À reportagem, ele critica Marcelo Freixo, que em 2008 presidiu uma CPI sobre o tema que resultou no indiciamento de mais de 200 pessoas, além de levar à prisão vereadores e um deputado.
“Ele não entende disso e nunca parou para discutir esse assunto comigo”, diz. “Não existe mal menor, a milícia tem que ser combatida. Mas se você não entende a origem dela, vai combater errado.”
Freixo, por sua vez, criticou Garotinho durante toda a campanha e defende que o apoio do político a Crivella “não pode vir de graça, sem contrapartida”.
[b]Rosinha Garotinho[/b]
Há mais de dez anos, o ex-radialista exerce uma faceta de analista político em seu blog, onde comenta governos e partidos, acusa rivais e se defende de revezes – como a derrota de seu candidato à prefeitura de Campos dos Goytacazes, seu principal reduto eleitoral.

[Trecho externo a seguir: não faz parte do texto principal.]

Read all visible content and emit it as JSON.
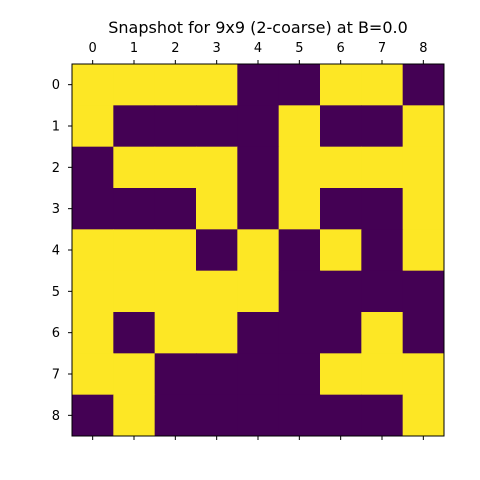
{
  "chart_data": {
    "type": "heatmap",
    "title": "Snapshot for 9x9 (2-coarse) at B=0.0",
    "x_ticks": [
      "0",
      "1",
      "2",
      "3",
      "4",
      "5",
      "6",
      "7",
      "8"
    ],
    "y_ticks": [
      "0",
      "1",
      "2",
      "3",
      "4",
      "5",
      "6",
      "7",
      "8"
    ],
    "colors": {
      "0": "#440154",
      "1": "#fde725"
    },
    "grid": [
      [
        1,
        1,
        1,
        1,
        0,
        0,
        1,
        1,
        0
      ],
      [
        1,
        0,
        0,
        0,
        0,
        1,
        0,
        0,
        1
      ],
      [
        0,
        1,
        1,
        1,
        0,
        1,
        1,
        1,
        1
      ],
      [
        0,
        0,
        0,
        1,
        0,
        1,
        0,
        0,
        1
      ],
      [
        1,
        1,
        1,
        0,
        1,
        0,
        1,
        0,
        1
      ],
      [
        1,
        1,
        1,
        1,
        1,
        0,
        0,
        0,
        0
      ],
      [
        1,
        0,
        1,
        1,
        0,
        0,
        0,
        1,
        0
      ],
      [
        1,
        1,
        0,
        0,
        0,
        0,
        1,
        1,
        1
      ],
      [
        0,
        1,
        0,
        0,
        0,
        0,
        0,
        0,
        1
      ]
    ]
  }
}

“O resultado da eleição não foi o que de fato aconteceu. Ali tem fraude e a coisa não é pequena. Mais do que isso eu não posso falar”, diz.
Sua esposa, Rosinha, eleita governadora do Rio após sua gestão, em 2003, enfrenta um processo que pode cassar seu mandato de atual prefeita de Campos por “abuso de poder político e uso indevido dos meios de comunicação”.
Para o Tribunal Regional Eleitoral, o site da prefeitura teria sido usado para favorecer a reeleição de Rosinha e seu vice, em 2012. Garotinho novamente nega ilegalidades. “Olha que loucura: caçar uma prefeita por uma matéria publicada no portal da prefeitura. Não tem sentido. Isso é clara perseguição.”
Ele prefere falar sobre supostas ilegalidades e erros políticos de seus desafetos.
O político atribuiu à “arrogância” a derrota do peemedebista Eduardo Paes, que não conseguiu levar seu sucessor Pedro Paulo ao segundo turno mesmo depois da visibilidade de eventos como a Olimpíada.
“Paes perdeu pela soberba. Tem um versículo bíblico que diz que a soberba precede a queda. Tanto é assim que ele escolheu um candidato inviável. O povo perdoa um mau gestor, mas não perdoa quem bate em mulher”, diz, em referência às acusações de agressão de Pedro Paulo à então esposa – as quais ele nega veementemente.